Social profiles are also being standardized. Rather than a custom Fitbit username and profile photo, your social presence in the app will now be tied to your Google Account name and profile picture. The leaderboard functionality is returning and has actually been expanded to include both steps and Cardio Load, but the profile customization is more limited than before.

The Bigger Picture: Google's AI Health Ambition

Zoom out and this entire transition is about something much larger than a Fitbit rebrand. Google is making a serious play to become your primary health intelligence platform.

One in four US adults said they use AI for healthcare research or advice, often before or after a doctor's visit, according to an April survey from the West Health-Gallup Center on Healthcare in America. OpenAI said earlier this year that 230 million people turn to ChatGPT for health-related questions each week. The demand for AI-powered health guidance is enormous and growing fast.

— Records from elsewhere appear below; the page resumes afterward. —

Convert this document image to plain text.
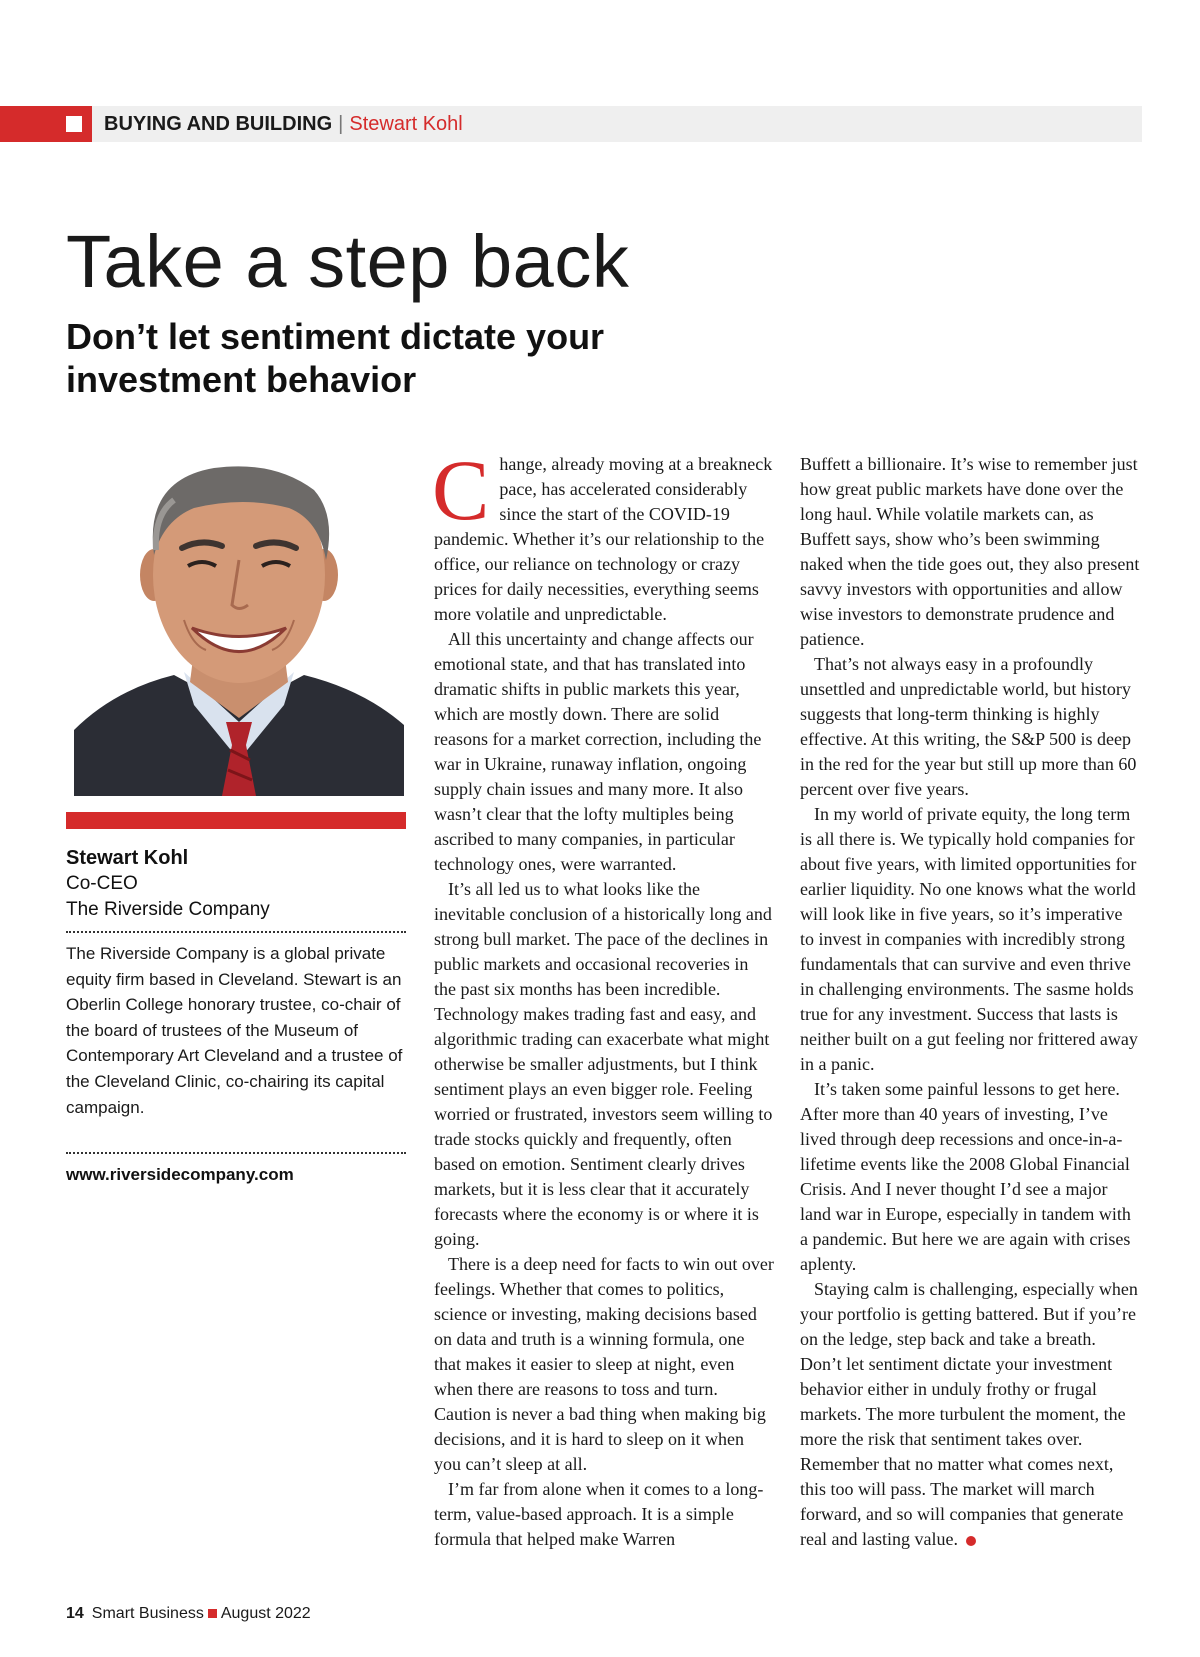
BUYING AND BUILDING | Stewart Kohl
Take a step back
Don’t let sentiment dictate your investment behavior
Stewart Kohl
Co-CEO
The Riverside Company
The Riverside Company is a global private equity firm based in Cleveland. Stewart is an Oberlin College honorary trustee, co-chair of the board of trustees of the Museum of Contemporary Art Cleveland and a trustee of the Cleveland Clinic, co-chairing its capital campaign.
www.riversidecompany.com

Change, already moving at a breakneck pace, has accelerated considerably since the start of the COVID-19 pandemic. Whether it’s our relationship to the office, our reliance on technology or crazy prices for daily necessities, everything seems more volatile and unpredictable.

All this uncertainty and change affects our emotional state, and that has translated into dramatic shifts in public markets this year, which are mostly down. There are solid reasons for a market correction, including the war in Ukraine, runaway inflation, ongoing supply chain issues and many more. It also wasn’t clear that the lofty multiples being ascribed to many companies, in particular technology ones, were warranted.

It’s all led us to what looks like the inevitable conclusion of a historically long and strong bull market. The pace of the declines in public markets and occasional recoveries in the past six months has been incredible. Technology makes trading fast and easy, and algorithmic trading can exacerbate what might otherwise be smaller adjustments, but I think sentiment plays an even bigger role. Feeling worried or frustrated, investors seem willing to trade stocks quickly and frequently, often based on emotion. Sentiment clearly drives markets, but it is less clear that it accurately forecasts where the economy is or where it is going.

There is a deep need for facts to win out over feelings. Whether that comes to politics, science or investing, making decisions based on data and truth is a winning formula, one that makes it easier to sleep at night, even when there are reasons to toss and turn. Caution is never a bad thing when making big decisions, and it is hard to sleep on it when you can’t sleep at all.

I’m far from alone when it comes to a long-term, value-based approach. It is a simple formula that helped make Warren

Buffett a billionaire. It’s wise to remember just how great public markets have done over the long haul. While volatile markets can, as Buffett says, show who’s been swimming naked when the tide goes out, they also present savvy investors with opportunities and allow wise investors to demonstrate prudence and patience.

That’s not always easy in a profoundly unsettled and unpredictable world, but history suggests that long-term thinking is highly effective. At this writing, the S&P 500 is deep in the red for the year but still up more than 60 percent over five years.

In my world of private equity, the long term is all there is. We typically hold companies for about five years, with limited opportunities for earlier liquidity. No one knows what the world will look like in five years, so it’s imperative to invest in companies with incredibly strong fundamentals that can survive and even thrive in challenging environments. The sasme holds true for any investment. Success that lasts is neither built on a gut feeling nor frittered away in a panic.

It’s taken some painful lessons to get here. After more than 40 years of investing, I’ve lived through deep recessions and once-in-a-lifetime events like the 2008 Global Financial Crisis. And I never thought I’d see a major land war in Europe, especially in tandem with a pandemic. But here we are again with crises aplenty.

Staying calm is challenging, especially when your portfolio is getting battered. But if you’re on the ledge, step back and take a breath. Don’t let sentiment dictate your investment behavior either in unduly frothy or frugal markets. The more turbulent the moment, the more the risk that sentiment takes over. Remember that no matter what comes next, this too will pass. The market will march forward, and so will companies that generate real and lasting value.

14 Smart Business August 2022
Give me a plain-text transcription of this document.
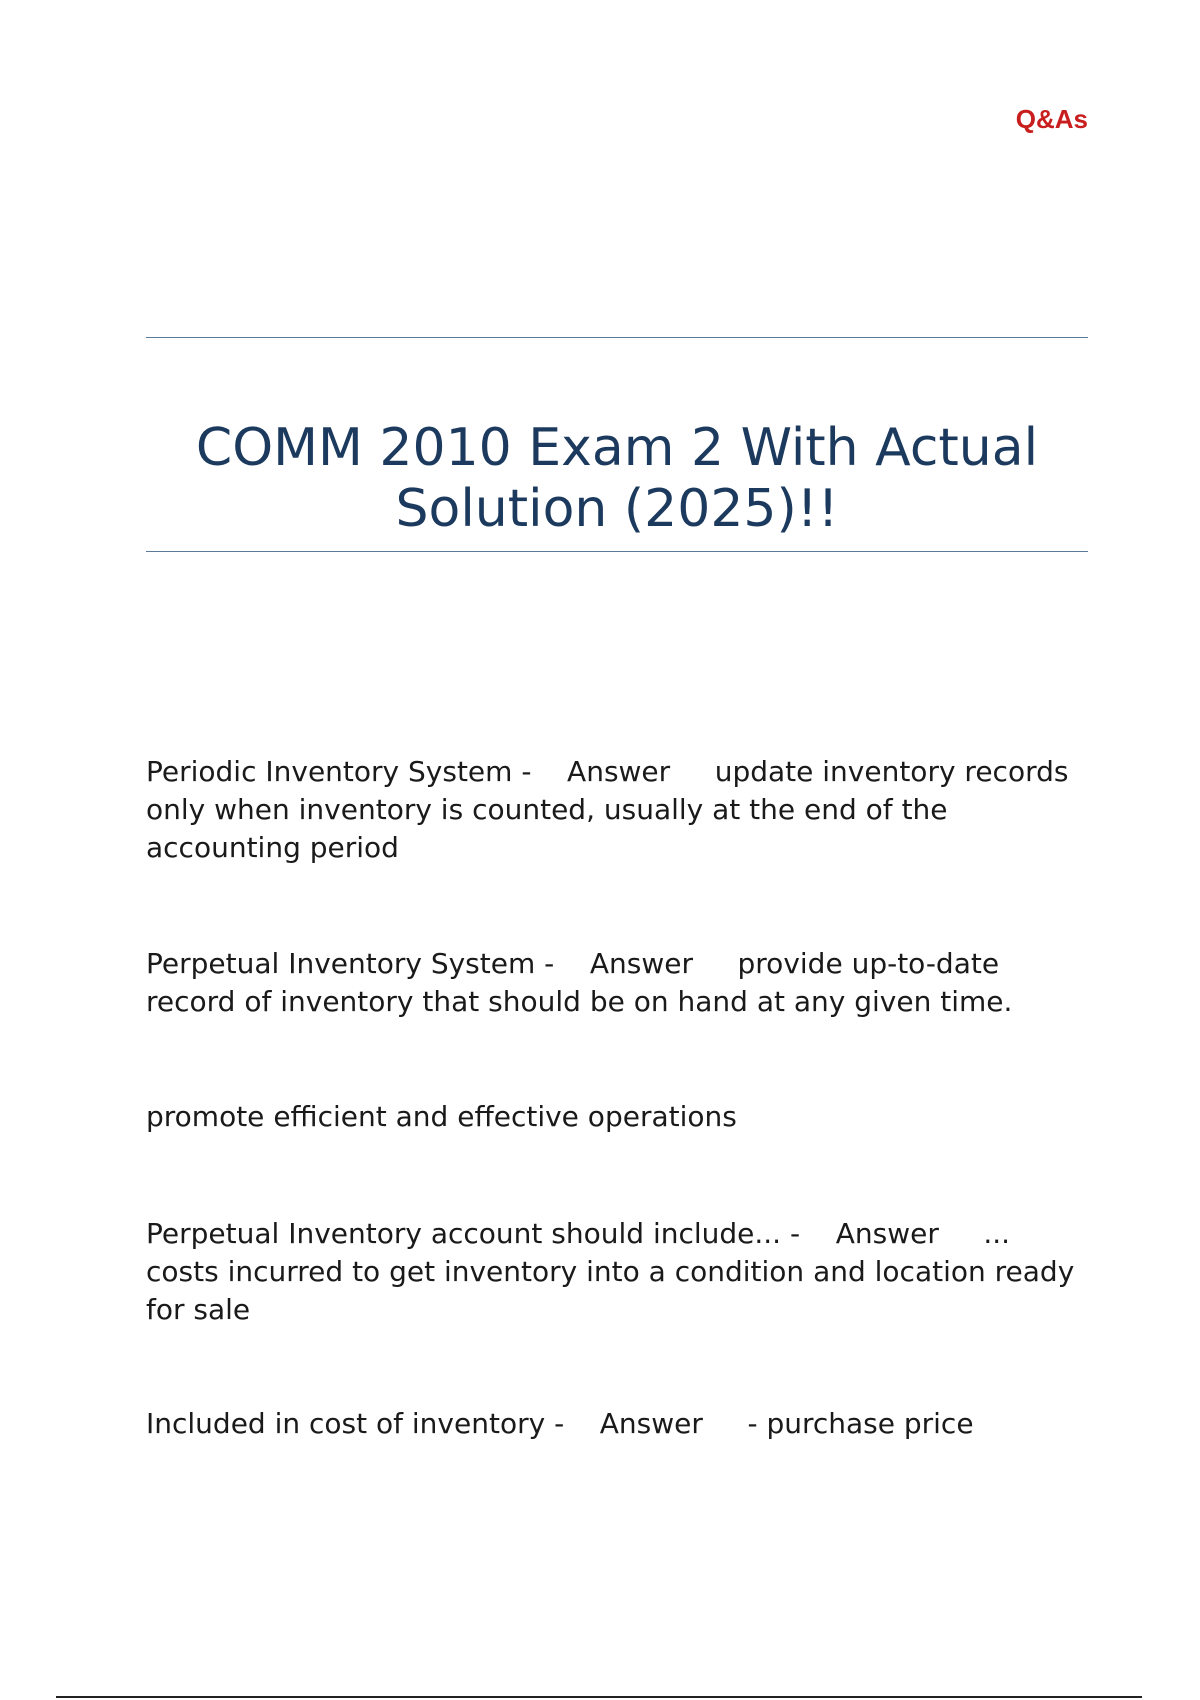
Q&As

COMM 2010 Exam 2 With Actual
Solution (2025)!!

Periodic Inventory System - Answer update inventory records only when inventory is counted, usually at the end of the accounting period

Perpetual Inventory System - Answer provide up-to-date record of inventory that should be on hand at any given time.

promote efficient and effective operations

Perpetual Inventory account should include... - Answer ... costs incurred to get inventory into a condition and location ready for sale

Included in cost of inventory - Answer - purchase price
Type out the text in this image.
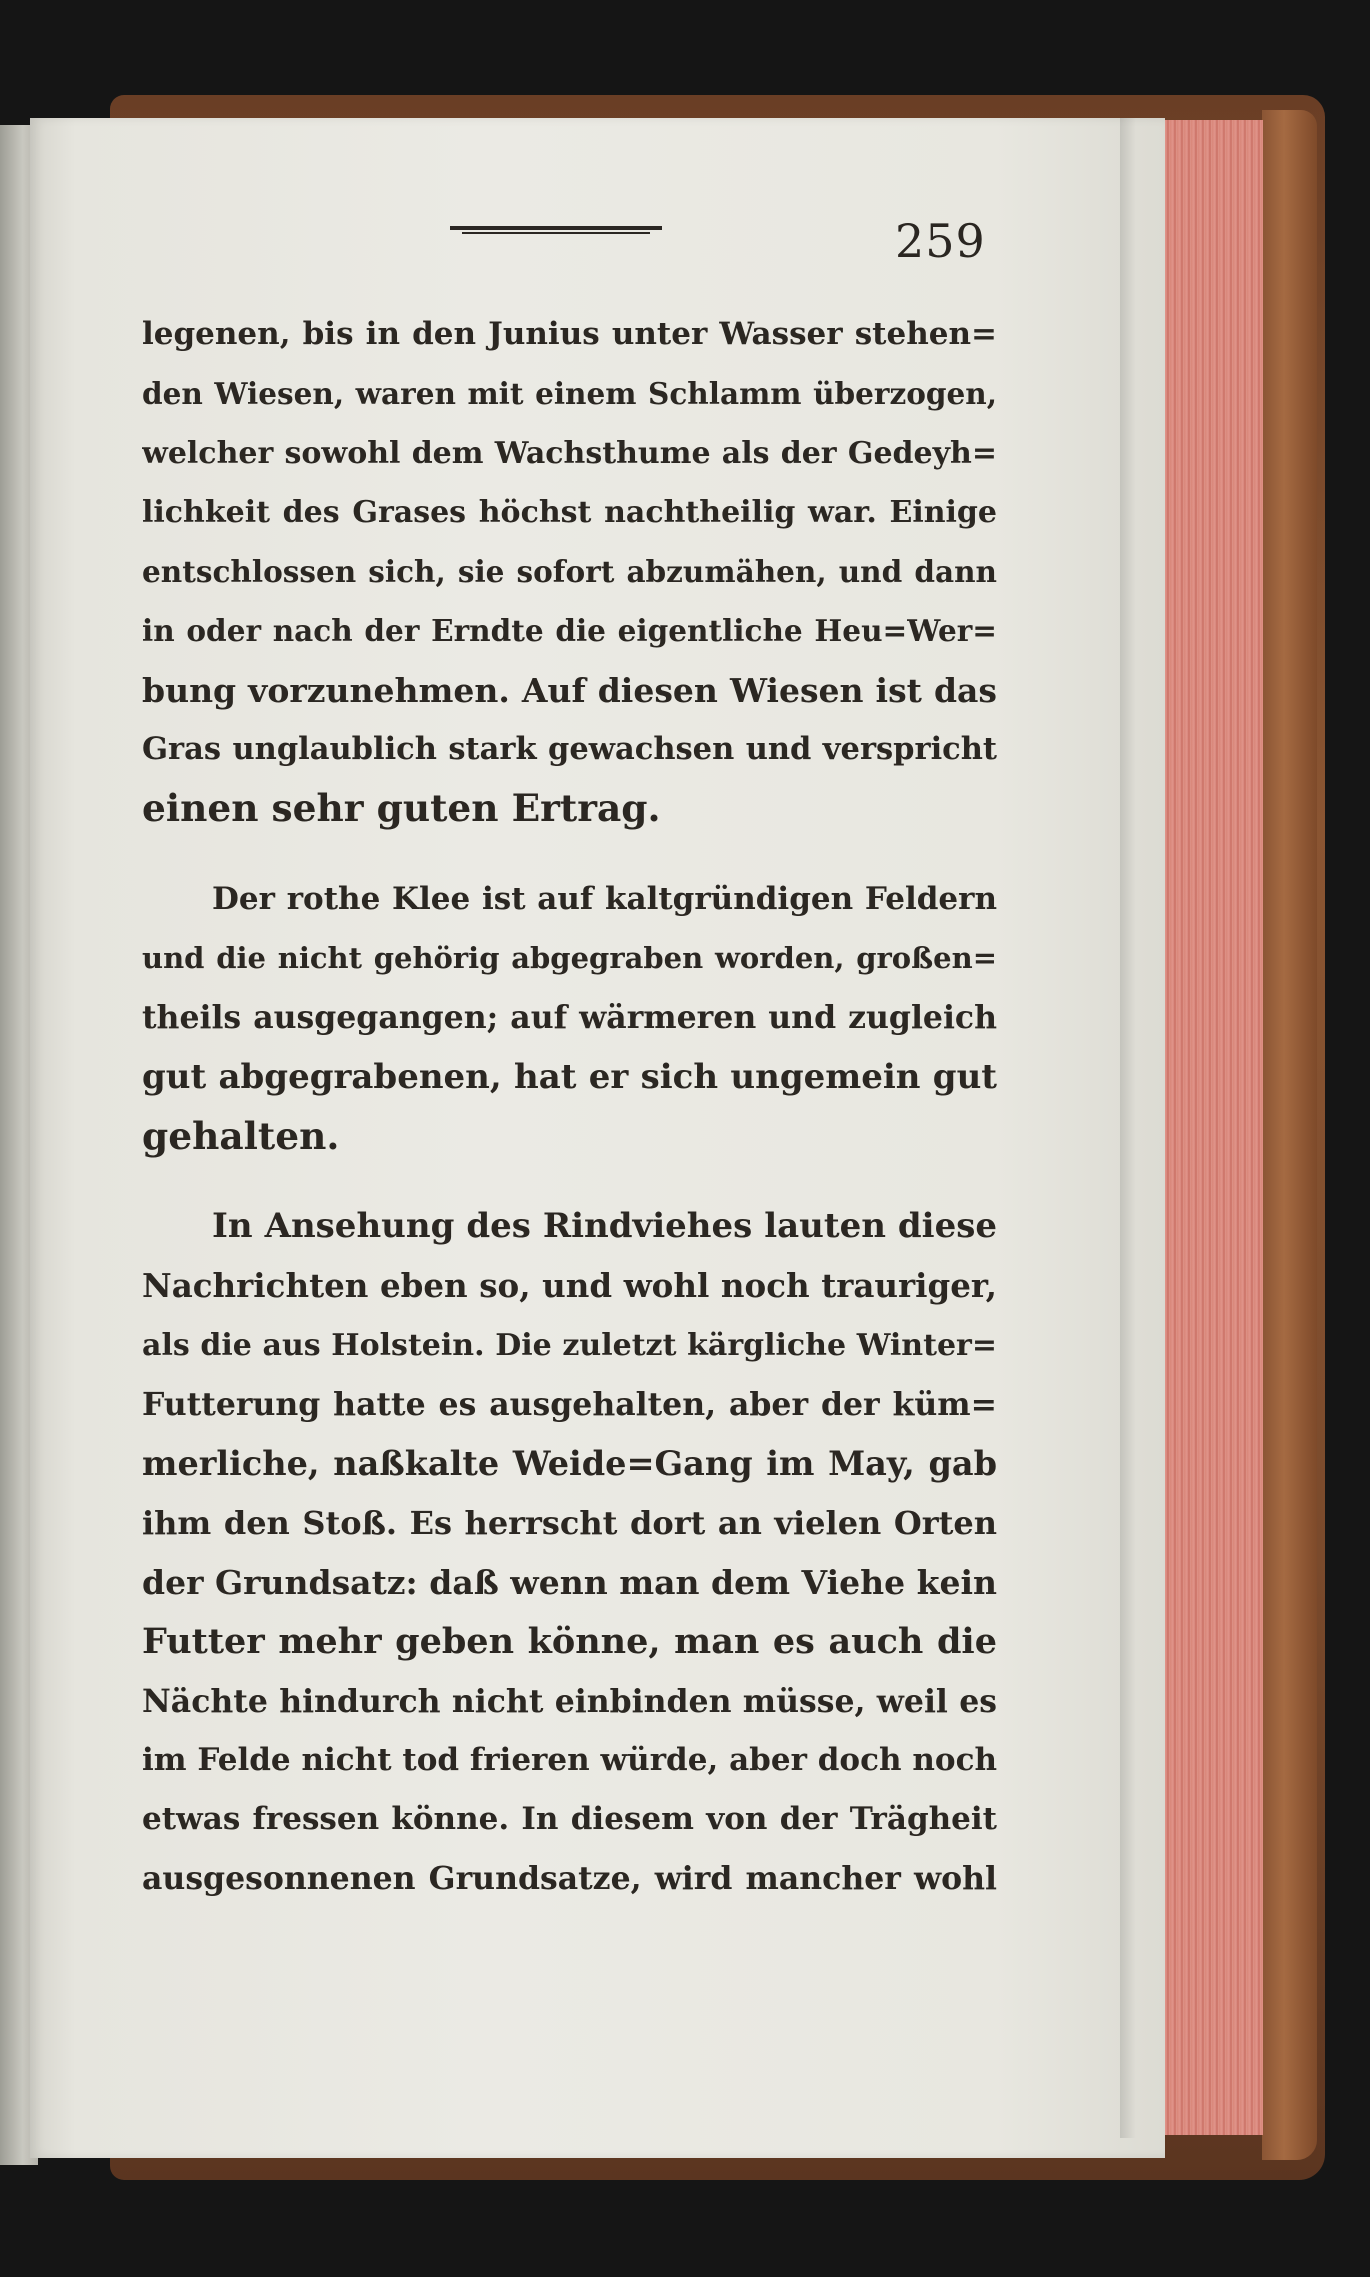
259
legenen, bis in den Junius unter Wasser stehen=
den Wiesen, waren mit einem Schlamm überzogen,
welcher sowohl dem Wachsthume als der Gedeyh=
lichkeit des Grases höchst nachtheilig war. Einige
entschlossen sich, sie sofort abzumähen, und dann
in oder nach der Erndte die eigentliche Heu=Wer=
bung vorzunehmen. Auf diesen Wiesen ist das
Gras unglaublich stark gewachsen und verspricht
einen sehr guten Ertrag.
Der rothe Klee ist auf kaltgründigen Feldern
und die nicht gehörig abgegraben worden, großen=
theils ausgegangen; auf wärmeren und zugleich
gut abgegrabenen, hat er sich ungemein gut
gehalten.
In Ansehung des Rindviehes lauten diese
Nachrichten eben so, und wohl noch trauriger,
als die aus Holstein. Die zuletzt kärgliche Winter=
Futterung hatte es ausgehalten, aber der küm=
merliche, naßkalte Weide=Gang im May, gab
ihm den Stoß. Es herrscht dort an vielen Orten
der Grundsatz: daß wenn man dem Viehe kein
Futter mehr geben könne, man es auch die
Nächte hindurch nicht einbinden müsse, weil es
im Felde nicht tod frieren würde, aber doch noch
etwas fressen könne. In diesem von der Trägheit
ausgesonnenen Grundsatze, wird mancher wohl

Google's response is to build a platform that is not just answering one-off health questions, but continuously learning your patterns, connecting your data across sleep, fitness, nutrition, and medical records, and surfacing insights proactively. As Google's general manager of health put it: "An athlete today has a whole team doing this. They have a nutritionist, they have a sleep coach, they have a fitness trainer. Why can't all of us have that equivalent? And that's really what the health coach is all about."

That vision is compelling. And for users in Kenya who are already in the Google ecosystem, May 19 is not just a software update. It is the beginning of a significantly more capable and integrated health experience.